ASML Holding N.V. has lifted its 2026 revenue outlook to €36‑40 billion after a first‑quarter performance that surpassed expectations. The Dutch lithography titan posted net sales of €8.8 billion and a gross margin of 53 % on April 15, 2026, a figure that has been confirmed by several market‑data outlets.

The company’s stock was trading near $1,612.76 on May 29, 2026, with a trailing P/E of 53.68 and a forward P/E of 44.44, according to Yahoo Finance. As of January 2026, ASML’s market capitalization hovered around $527 billion, making it the largest technology firm in Europe.

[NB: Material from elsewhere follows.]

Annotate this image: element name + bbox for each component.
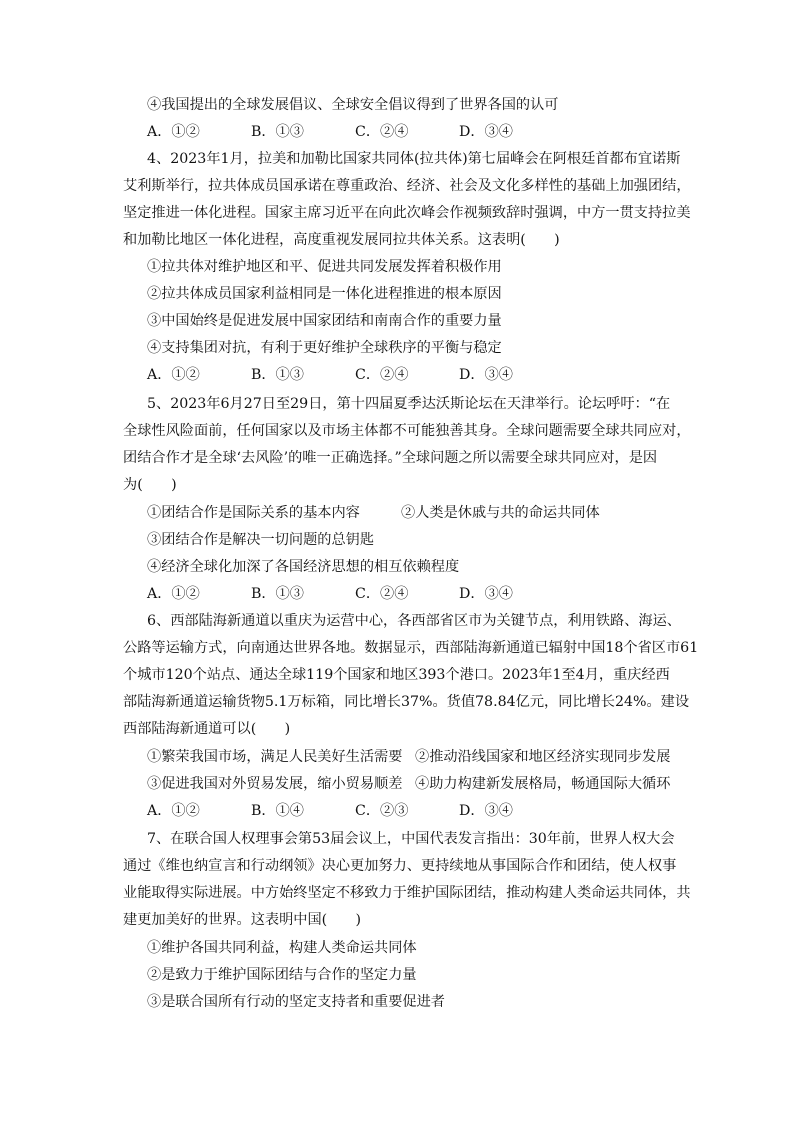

ASML’s core business revolves around designing, building, and servicing photolithography systems that enable semiconductor fabs to produce integrated circuits. It remains the sole supplier of extreme ultraviolet (EUV) machines, the workhorses for the most advanced nodes such as 5 nm and 3 nm. In Q1 2026, 51 % of system sales came from memory‑related orders—a shift the company’s management dubbed a “perfect storm.” The higher revenue guidance stems from three independent growth drivers: advanced logic production, accelerated EUV adoption in DRAM manufacturing, and a growing installed‑base upgrade cycle. Management also noted that resolving immersion lithography supply constraints has improved its ability to meet customer demand.

Installed Base Management (IBM), ASML’s software and services segment, grew 24 % to €2.5 billion in the quarter, reinforcing the firm’s recurring revenue stream. The high‑margin upgrades and service contracts helped the company achieve a 53 % gross margin, which sits above the 51‑52 % margin guidance for the second quarter.

CEO Peter Wennink confirmed that ASML expects to ship 56 Low‑NA EUV scanners in 2027 and is targeting 80 systems in 2028. The company also hinted that its long‑term revenue framework may be conservative, suggesting that fiscal 2027 revenue could reach €42‑48 billion.

The AI boom has spurred demand for advanced chips, and ASML’s customers—Samsung, TSMC, Intel, and others—have been expanding fab capacity. The company’s EUV machines are critical for both logic and memory fabs, and the simultaneous rise in capacity needs and EUV layer adoption in DRAM has created a robust order book.

Despite the positive earnings, the market reacted to margin concerns, causing the stock to fall roughly 5 % after the earnings announcement. Analysts noted that the company’s margin guidance for Q2 2026 remains in the 51‑52 % range.

ASML’s next earnings call is scheduled for July 15, 2026, at 9:00 AM ET. Investors will be watching for updates on EUV capacity, order book status, and the impact of geopolitical factors such as export controls on China.

In summary, ASML’s Q1 2026 results and revised guidance underscore the company’s strong position at the center of the AI‑driven semiconductor buildout. The firm’s monopoly in EUV, growing software revenue, and expanding customer investment across logic and memory markets suggest that its long‑term revenue trajectory may exceed current expectations. The company remains under scrutiny for potential supply constraints and geopolitical risks, but its current financial performance and guidance indicate a continued upward trend in revenue and profitability.